The grant program was extended through this year in a December 2010 tax deal.

‘Political Football’

“The Treasury grants are very vulnerable in the current fiscal mood and the production tax credit has always been a political football,” said Nathanael Greene, director of renewable energy policy at the Natural Resources Defense Council in New York. “Wind energy has the most at stake right now. Expiry of the credits would put a lot of people on the street.”

The stimulus bill also included $6 billion for Department of Energy loan guarantees to back renewable projects, a figure later reduced to $2.5 billion. The department said in May it stopped work on a loan guarantee for Cape Wind off of Massachusetts because there wasn’t enough money for all applicants. The first U.S. offshore wind farm is projected to cost $2.6 billion.
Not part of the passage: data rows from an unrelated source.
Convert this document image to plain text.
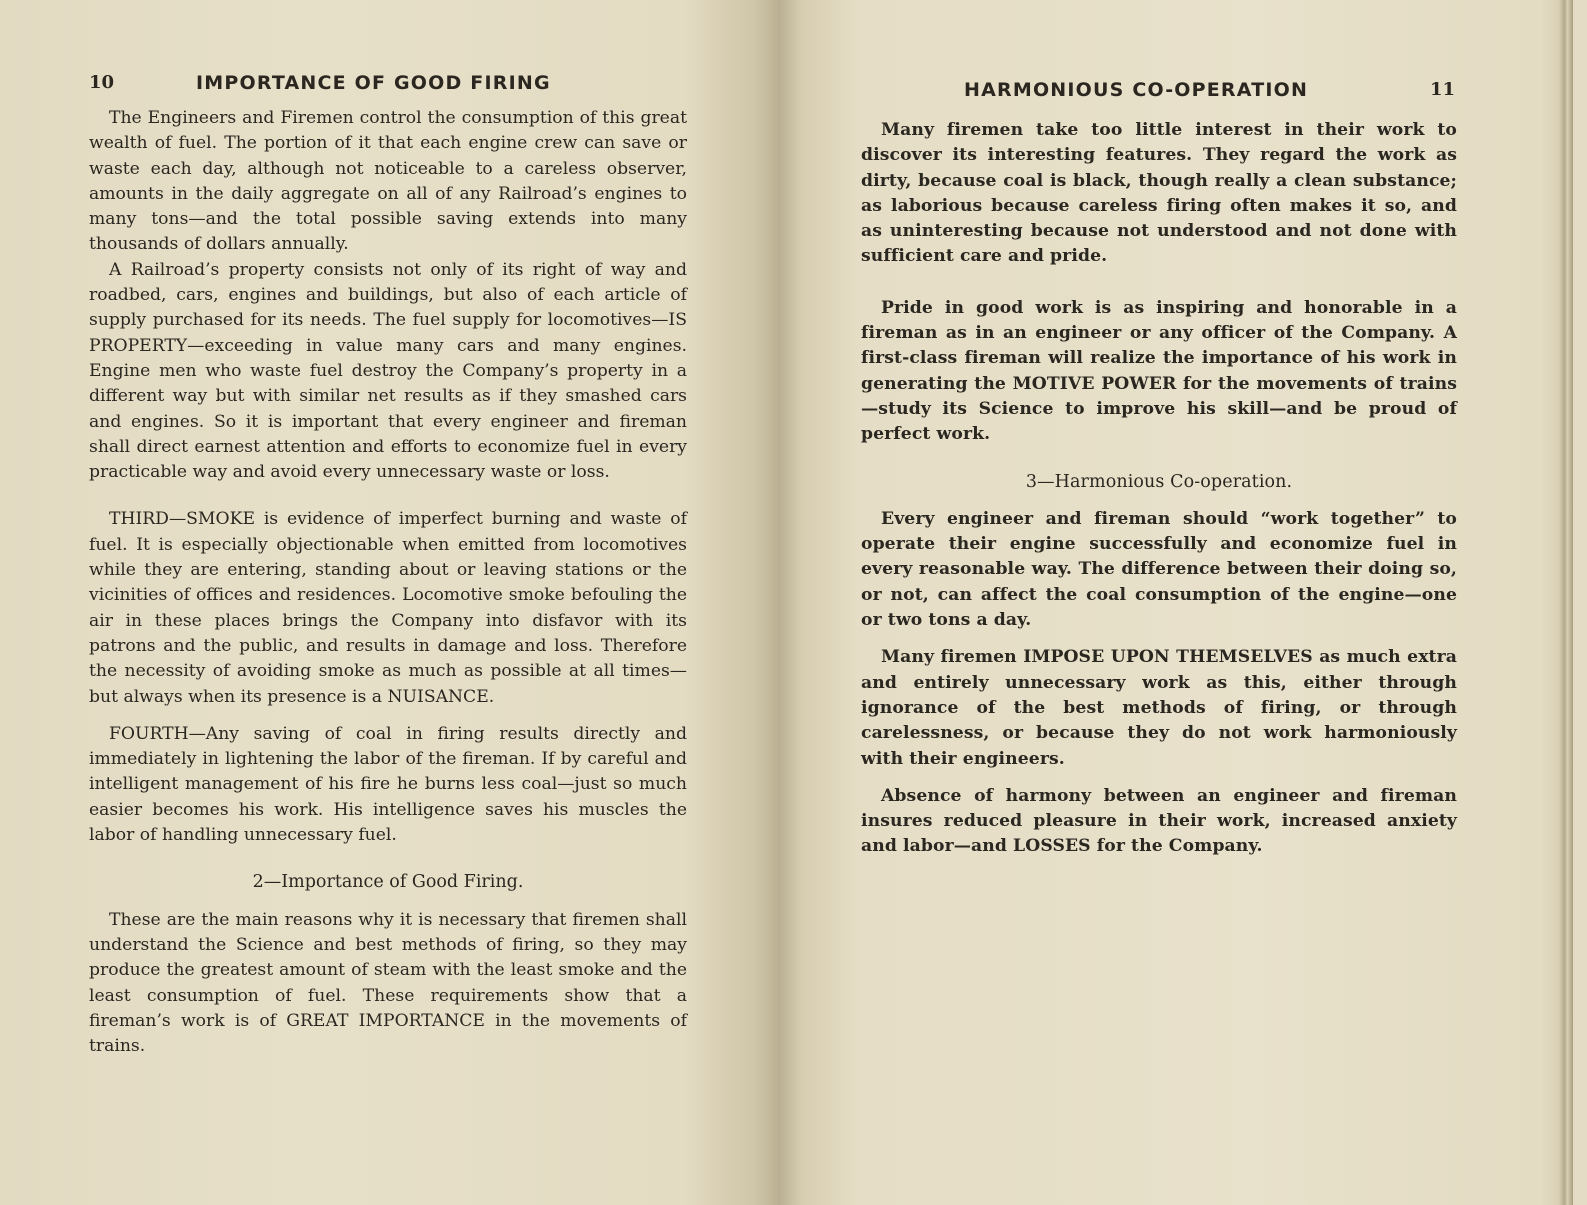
10	IMPORTANCE OF GOOD FIRING

The Engineers and Firemen control the consumption of this great wealth of fuel. The portion of it that each engine crew can save or waste each day, although not noticeable to a careless observer, amounts in the daily aggregate on all of any Railroad’s engines to many tons—and the total possible saving extends into many thousands of dollars annually.

A Railroad’s property consists not only of its right of way and roadbed, cars, engines and buildings, but also of each article of supply purchased for its needs. The fuel supply for locomotives—IS PROPERTY—exceeding in value many cars and many engines. Engine men who waste fuel destroy the Company’s property in a different way but with similar net results as if they smashed cars and engines. So it is important that every engineer and fireman shall direct earnest attention and efforts to economize fuel in every practicable way and avoid every unnecessary waste or loss.

THIRD—SMOKE is evidence of imperfect burning and waste of fuel. It is especially objectionable when emitted from locomotives while they are entering, standing about or leaving stations or the vicinities of offices and residences. Locomotive smoke befouling the air in these places brings the Company into disfavor with its patrons and the public, and results in damage and loss. Therefore the necessity of avoiding smoke as much as possible at all times—but always when its presence is a NUISANCE.

FOURTH—Any saving of coal in firing results directly and immediately in lightening the labor of the fireman. If by careful and intelligent management of his fire he burns less coal—just so much easier becomes his work. His intelligence saves his muscles the labor of handling unnecessary fuel.

2—Importance of Good Firing.

These are the main reasons why it is necessary that firemen shall understand the Science and best methods of firing, so they may produce the greatest amount of steam with the least smoke and the least consumption of fuel. These requirements show that a fireman’s work is of GREAT IMPORTANCE in the movements of trains.

HARMONIOUS CO-OPERATION	11

Many firemen take too little interest in their work to discover its interesting features. They regard the work as dirty, because coal is black, though really a clean substance; as laborious because careless firing often makes it so, and as uninteresting because not understood and not done with sufficient care and pride.

Pride in good work is as inspiring and honorable in a fireman as in an engineer or any officer of the Company. A first-class fireman will realize the importance of his work in generating the MOTIVE POWER for the movements of trains —study its Science to improve his skill—and be proud of perfect work.

3—Harmonious Co-operation.

Every engineer and fireman should “work together” to operate their engine successfully and economize fuel in every reasonable way. The difference between their doing so, or not, can affect the coal consumption of the engine—one or two tons a day.

Many firemen IMPOSE UPON THEMSELVES as much extra and entirely unnecessary work as this, either through ignorance of the best methods of firing, or through carelessness, or because they do not work harmoniously with their engineers.

Absence of harmony between an engineer and fireman insures reduced pleasure in their work, increased anxiety and labor—and LOSSES for the Company.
Funding for the loan guarantee program fell to $170 million in the current budget.

About 75,000 jobs in the U.S. are in the wind-power industry, according to Denise Bode, chief executive officer of the American Wind Energy Association, a trade group in Washington.

Current wind “projects are safe, and prospects for extension of the program beyond 2012 are as good as ever,” Bode said in an e-mail. “I had a front-row seat to tax reform in the mid-1980s, and I feel confident that wind incentives will survive this process.”